O antropólogo Roque Callage Neto disse nesta terça-feira (10), na Câmara dos Deputados, que discorda dos critérios utilizados pelo Instituto Nacional de Colonização e Reforma Agrária (Incra) para delimitar áreas remanescentes de quilombos no País.
Em depoimento à Comissão Parlamentar de Inquérito da Fundação Nacional do Índio (Funai) e do Incra, Callage Neto, que tem doutorado em Ciências Sociais, questionou laudos antropológicos oficiais usados para o reconhecimento dessas áreas no Brasil.
Para ele, os critérios defendidos pela Associação Brasileira de Antropologia (ABA) não permitem a clara distinção entre comunidade quilombola e comunidade rural afro-brasileira carente.
“Quem está bebendo cachaça e fazendo samba está fazendo folclore e montando um agrupamento de cultura negra, mas não esta fazendo quilombo. Está fazendo folclore”, disse Callage Neto, que produz laudos antropológicos em defesa de agricultores que tem suas propriedades atingidas por demarcações de territórios quilombolas.
Resistência e contestação
O antropólogo, por exemplo, sustenta que uma das características que não são levadas em consideração nos laudos oficiais é a presença da ideia originária de fuga, resistência e contestação do regime monárquico vigente à época.
“Remanescente tem que ser rural. Tem que ter a memória da comunidade que existiu lá atrás e não precisa ser descendente biológico de afro, porque muitos brancos prisioneiros fugiam e eram adotados. O quilombo era miscigenado”, argumentou.
Em resposta à deputada Teresa Cristina (PSB-MS), Callage Neto defendeu ainda mudanças na política de demarcação de territórios quilombolas. Para ele, a decisão final deveria ser tomada pelo Congresso, ouvindo conselhos da sociedade civil e tendo a participação das comunidades tradicionais envolvidas.
Ele criticou as normas previstas na Convenção 169 da Organização Internacional do Trabalho (OIT), da qual o Brasil é signatário, que preveem a autodenominação dos povos quilombolas para o reconhecimento de territórios.
Laudos fraudulentos
O deputado Alceu Moreira (PMDB-RS), que preside a CPI e propôs a vinda de Callage Neto, chamou atenção para o exemplo específico de Morro Alto, no Rio Grande do Sul, onde segundo ele, as áreas quilombolas foram definidas com base em laudos fraudulentos.

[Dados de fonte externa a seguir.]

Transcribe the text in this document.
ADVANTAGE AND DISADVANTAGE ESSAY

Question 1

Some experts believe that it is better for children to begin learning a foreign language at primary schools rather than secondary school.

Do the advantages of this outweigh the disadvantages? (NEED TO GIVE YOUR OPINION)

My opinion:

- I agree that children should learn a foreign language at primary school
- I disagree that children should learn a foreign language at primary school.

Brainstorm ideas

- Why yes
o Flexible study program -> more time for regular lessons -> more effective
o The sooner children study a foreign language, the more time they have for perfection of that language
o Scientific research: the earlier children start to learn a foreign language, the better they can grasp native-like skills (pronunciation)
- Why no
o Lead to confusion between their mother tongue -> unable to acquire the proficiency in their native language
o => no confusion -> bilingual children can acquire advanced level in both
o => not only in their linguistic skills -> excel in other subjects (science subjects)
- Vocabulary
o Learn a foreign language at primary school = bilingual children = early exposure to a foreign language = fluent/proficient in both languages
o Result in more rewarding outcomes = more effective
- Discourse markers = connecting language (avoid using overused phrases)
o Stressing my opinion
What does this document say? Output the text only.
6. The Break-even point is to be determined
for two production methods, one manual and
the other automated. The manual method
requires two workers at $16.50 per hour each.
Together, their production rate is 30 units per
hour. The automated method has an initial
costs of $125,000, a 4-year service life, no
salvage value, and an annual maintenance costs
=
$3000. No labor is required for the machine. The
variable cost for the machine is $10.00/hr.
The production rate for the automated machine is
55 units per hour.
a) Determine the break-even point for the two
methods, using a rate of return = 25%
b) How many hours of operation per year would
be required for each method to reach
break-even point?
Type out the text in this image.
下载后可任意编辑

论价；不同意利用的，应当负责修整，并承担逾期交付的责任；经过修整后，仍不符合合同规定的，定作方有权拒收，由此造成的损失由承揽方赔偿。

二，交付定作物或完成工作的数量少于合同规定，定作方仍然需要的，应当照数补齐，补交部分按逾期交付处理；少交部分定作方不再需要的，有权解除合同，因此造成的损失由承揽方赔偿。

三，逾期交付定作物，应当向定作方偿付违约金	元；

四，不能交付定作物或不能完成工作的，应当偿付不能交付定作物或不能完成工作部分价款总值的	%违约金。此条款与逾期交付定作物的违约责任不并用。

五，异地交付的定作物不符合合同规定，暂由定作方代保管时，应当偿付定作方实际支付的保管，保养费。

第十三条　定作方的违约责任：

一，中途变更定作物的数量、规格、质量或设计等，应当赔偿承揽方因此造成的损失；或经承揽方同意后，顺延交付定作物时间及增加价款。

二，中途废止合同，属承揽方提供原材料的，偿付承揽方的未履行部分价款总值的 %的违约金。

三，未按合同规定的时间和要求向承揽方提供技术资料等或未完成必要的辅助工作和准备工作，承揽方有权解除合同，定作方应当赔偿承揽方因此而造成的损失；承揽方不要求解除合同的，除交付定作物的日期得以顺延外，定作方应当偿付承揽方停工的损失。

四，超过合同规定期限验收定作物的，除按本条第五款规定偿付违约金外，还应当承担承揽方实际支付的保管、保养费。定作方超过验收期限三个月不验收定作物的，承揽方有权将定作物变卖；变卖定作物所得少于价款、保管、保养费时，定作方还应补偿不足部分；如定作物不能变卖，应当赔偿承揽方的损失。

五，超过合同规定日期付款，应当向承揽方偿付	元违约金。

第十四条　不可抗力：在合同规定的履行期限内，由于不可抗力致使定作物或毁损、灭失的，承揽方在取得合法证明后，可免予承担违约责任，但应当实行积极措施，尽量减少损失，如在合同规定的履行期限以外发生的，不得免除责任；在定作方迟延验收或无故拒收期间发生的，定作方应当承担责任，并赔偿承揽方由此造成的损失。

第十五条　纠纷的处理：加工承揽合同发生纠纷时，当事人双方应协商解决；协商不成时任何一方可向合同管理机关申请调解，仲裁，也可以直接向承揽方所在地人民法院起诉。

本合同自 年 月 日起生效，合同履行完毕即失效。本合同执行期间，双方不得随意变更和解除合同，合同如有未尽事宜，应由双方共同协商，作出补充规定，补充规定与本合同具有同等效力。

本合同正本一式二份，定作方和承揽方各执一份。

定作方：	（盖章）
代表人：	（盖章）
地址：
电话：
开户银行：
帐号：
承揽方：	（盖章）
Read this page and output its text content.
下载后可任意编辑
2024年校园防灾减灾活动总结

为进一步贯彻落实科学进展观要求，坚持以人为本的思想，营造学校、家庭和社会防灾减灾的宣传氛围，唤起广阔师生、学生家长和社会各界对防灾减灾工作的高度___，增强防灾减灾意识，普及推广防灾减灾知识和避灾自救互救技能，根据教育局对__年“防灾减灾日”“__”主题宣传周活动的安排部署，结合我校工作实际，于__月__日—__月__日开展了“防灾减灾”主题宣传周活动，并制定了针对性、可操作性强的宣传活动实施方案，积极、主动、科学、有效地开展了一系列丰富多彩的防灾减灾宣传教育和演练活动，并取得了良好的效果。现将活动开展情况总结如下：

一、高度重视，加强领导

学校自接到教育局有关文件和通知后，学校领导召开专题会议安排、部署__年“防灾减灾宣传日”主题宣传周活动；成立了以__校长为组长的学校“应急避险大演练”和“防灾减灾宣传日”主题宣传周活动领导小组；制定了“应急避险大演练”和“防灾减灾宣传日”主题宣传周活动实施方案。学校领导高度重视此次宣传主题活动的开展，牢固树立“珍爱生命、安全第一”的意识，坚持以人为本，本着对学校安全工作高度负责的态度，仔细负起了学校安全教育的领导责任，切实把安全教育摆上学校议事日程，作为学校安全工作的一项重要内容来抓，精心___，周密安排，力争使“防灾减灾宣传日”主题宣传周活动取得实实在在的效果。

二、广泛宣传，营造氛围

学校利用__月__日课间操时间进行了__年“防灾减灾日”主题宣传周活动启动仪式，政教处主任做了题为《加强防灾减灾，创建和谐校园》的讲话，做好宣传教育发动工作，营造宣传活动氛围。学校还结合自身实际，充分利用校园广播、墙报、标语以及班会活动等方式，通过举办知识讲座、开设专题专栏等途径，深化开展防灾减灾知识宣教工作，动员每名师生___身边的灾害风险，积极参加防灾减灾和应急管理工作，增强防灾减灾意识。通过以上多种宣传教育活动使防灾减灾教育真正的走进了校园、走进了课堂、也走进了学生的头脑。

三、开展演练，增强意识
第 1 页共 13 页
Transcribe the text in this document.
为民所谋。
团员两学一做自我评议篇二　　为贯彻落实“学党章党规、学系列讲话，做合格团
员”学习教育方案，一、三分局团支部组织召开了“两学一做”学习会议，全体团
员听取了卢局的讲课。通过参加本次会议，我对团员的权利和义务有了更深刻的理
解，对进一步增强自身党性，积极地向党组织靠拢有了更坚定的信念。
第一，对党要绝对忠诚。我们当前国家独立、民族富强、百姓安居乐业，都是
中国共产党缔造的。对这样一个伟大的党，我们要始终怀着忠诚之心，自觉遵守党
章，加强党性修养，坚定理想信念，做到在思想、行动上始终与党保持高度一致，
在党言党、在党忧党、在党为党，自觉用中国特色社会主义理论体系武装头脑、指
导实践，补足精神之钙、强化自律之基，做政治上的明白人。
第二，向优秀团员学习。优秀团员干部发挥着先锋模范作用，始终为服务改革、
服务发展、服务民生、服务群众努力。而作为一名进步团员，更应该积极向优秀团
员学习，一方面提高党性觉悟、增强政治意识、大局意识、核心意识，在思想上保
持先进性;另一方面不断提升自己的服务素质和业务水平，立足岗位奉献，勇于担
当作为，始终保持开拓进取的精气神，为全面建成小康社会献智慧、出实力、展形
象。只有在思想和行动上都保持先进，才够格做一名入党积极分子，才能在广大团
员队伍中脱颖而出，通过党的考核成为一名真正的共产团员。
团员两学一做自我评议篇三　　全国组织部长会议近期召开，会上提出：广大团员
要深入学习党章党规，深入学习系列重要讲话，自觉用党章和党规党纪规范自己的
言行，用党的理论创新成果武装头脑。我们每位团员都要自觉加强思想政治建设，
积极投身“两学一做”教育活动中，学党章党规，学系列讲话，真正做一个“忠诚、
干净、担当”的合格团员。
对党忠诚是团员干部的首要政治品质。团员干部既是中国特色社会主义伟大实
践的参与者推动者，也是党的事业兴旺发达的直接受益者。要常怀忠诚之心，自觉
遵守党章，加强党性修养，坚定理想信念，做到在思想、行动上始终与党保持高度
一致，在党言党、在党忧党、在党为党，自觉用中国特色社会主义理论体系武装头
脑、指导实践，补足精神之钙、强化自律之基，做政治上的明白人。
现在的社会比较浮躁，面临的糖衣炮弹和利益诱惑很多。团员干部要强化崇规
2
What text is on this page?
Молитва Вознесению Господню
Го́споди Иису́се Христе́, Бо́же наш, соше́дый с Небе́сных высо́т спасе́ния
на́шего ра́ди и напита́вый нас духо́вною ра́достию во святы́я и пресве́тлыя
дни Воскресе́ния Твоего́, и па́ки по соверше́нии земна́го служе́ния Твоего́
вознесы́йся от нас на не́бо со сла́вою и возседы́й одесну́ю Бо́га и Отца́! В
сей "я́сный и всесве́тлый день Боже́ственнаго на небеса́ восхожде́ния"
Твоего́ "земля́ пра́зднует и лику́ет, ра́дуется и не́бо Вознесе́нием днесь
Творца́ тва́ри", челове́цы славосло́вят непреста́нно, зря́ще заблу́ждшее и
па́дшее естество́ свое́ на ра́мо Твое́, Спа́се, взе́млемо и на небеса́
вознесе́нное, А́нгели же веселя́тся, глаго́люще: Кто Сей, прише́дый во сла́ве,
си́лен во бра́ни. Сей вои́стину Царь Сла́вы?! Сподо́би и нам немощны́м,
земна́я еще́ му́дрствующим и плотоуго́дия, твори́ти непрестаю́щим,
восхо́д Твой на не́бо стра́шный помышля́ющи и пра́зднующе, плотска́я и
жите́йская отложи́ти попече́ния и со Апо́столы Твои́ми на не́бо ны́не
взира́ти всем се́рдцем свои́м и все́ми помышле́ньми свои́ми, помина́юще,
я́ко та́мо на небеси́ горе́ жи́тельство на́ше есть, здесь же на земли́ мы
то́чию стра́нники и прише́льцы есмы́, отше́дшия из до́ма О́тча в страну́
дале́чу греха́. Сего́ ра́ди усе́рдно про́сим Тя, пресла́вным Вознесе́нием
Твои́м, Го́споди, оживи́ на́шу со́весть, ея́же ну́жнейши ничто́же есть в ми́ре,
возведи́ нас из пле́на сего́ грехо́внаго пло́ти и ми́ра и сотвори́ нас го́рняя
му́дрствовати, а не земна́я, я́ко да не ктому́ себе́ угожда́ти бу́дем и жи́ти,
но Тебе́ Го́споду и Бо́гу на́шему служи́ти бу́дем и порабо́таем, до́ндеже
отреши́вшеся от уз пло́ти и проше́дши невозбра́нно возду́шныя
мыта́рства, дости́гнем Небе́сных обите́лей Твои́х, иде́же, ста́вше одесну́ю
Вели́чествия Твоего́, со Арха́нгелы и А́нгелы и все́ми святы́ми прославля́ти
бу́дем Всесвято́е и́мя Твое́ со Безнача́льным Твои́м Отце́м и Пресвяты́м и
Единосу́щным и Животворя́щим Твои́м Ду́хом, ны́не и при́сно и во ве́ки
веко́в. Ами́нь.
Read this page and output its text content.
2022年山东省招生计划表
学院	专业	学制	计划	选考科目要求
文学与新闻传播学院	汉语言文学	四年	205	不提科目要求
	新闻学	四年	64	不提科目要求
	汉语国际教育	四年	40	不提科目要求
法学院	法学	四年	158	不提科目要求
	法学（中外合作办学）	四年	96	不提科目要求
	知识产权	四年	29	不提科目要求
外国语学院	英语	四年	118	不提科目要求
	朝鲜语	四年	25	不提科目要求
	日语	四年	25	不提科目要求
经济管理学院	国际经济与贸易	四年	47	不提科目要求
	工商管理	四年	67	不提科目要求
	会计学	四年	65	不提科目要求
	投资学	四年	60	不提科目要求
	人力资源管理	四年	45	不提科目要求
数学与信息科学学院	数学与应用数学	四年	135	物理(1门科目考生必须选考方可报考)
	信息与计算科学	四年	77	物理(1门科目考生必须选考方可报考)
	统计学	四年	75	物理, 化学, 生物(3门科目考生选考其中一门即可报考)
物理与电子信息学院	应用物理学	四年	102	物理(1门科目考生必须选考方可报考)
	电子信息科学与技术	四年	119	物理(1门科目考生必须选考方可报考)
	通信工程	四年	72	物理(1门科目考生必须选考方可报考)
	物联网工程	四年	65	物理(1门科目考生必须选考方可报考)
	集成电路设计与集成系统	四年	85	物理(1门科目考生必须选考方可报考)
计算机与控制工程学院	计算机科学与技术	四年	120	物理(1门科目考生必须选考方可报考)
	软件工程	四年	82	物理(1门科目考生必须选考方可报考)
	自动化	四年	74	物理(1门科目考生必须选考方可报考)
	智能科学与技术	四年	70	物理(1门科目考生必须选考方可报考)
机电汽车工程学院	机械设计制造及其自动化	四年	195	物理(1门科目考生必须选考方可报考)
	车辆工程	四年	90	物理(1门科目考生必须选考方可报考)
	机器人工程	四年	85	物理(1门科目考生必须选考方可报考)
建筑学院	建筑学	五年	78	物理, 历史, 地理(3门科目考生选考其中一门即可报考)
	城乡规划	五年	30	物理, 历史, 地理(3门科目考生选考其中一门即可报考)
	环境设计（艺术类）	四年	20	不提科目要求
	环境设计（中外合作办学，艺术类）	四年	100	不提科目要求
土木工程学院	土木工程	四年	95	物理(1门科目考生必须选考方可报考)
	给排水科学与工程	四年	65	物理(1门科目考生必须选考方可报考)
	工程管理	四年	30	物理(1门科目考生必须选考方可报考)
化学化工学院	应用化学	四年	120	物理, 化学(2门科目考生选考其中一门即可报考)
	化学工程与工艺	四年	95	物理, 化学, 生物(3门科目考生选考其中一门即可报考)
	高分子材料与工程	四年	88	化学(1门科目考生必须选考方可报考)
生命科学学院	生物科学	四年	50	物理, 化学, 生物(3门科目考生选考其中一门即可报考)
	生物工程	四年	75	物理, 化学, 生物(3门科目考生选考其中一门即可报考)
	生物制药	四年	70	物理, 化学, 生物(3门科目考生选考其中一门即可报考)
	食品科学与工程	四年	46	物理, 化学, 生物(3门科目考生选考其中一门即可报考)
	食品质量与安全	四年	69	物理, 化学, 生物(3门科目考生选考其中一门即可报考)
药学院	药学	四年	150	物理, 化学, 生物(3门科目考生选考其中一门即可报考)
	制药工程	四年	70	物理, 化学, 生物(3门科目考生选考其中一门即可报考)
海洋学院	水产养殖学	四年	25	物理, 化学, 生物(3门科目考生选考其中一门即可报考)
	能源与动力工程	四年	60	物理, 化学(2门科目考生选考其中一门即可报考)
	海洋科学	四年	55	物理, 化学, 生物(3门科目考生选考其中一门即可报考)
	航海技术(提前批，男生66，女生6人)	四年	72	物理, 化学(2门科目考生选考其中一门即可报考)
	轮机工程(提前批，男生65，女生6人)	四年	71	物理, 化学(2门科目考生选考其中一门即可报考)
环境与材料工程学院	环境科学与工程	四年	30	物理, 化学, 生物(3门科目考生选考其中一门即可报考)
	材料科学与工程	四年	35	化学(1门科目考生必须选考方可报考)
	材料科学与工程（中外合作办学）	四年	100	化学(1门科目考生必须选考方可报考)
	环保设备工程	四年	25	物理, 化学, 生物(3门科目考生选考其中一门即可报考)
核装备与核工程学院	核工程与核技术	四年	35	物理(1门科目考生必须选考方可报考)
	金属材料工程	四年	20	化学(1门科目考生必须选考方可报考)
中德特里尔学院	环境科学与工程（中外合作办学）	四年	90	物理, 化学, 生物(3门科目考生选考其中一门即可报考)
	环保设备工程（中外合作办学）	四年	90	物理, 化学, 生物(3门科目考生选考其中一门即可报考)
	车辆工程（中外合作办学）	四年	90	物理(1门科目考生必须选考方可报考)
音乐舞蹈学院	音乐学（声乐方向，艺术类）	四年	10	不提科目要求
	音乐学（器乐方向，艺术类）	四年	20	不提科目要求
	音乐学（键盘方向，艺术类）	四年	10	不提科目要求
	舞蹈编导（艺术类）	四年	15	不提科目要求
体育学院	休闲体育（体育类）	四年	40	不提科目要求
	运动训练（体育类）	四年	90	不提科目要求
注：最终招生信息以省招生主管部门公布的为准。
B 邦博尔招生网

“A ata original que origina a declaração que aquilo é um quilombo tem duas pessoas que assinaram e que são as mesmas que fizeram o laudo. São pesquisadores da URGS. Essa é a denúncia e a razão desta CPI”, disse Moreira, justificando a vinda de Callage Neto como contraponto da versão oficial. “Senão não há como fazer a contestação na Justiça.”
Direito à posse da terra
Por sua vez, a deputada Janete Capiberibe (PSB-AP) acusou a CPI de legitimar a tese que nega o direito à posse da terra aos povos originários como negros, índios e comunidades ribeirinhas. Rebatendo a fala do depoente, a deputada quis saber por que os povos quilombolas haveriam de perder a posse de suas terras ao se tornarem professores, advogados ou médicos.
Callage Neto voltou a dizer que é preciso diferenciar comunidades rurais de negros carentes e quilombos. “Não me filio aos antropólogos da Aba que acham que tudo é quilombo. Mocambos e cortiços não são quilombos. Na época da República Velha, os primeiros presidentes deveriam ter feito essas correções e dado terras devolutas a essas pessoas. Pensar nisso agora é anacronismo”, disse.
Propriedade definitiva
Por fim, o deputado Valdir Colatto (PMDB-SC) destacou o preceito constitucional que assegura apenas aos remanescentes das comunidades dos quilombos que estejam ocupando suas terras o direito à propriedade definitiva.
Colatto ainda criticou o fato de nem todas as comunidades quilombolas serem favoráveis à posse coletiva das terras e questionou se a ABA determina que os antropólogos sigam uma orientação na produção dos laudos. Segundo Callage Neto, não existe nenhum tipo de pressão da associação, uma vez que não se trata de conselho profissional.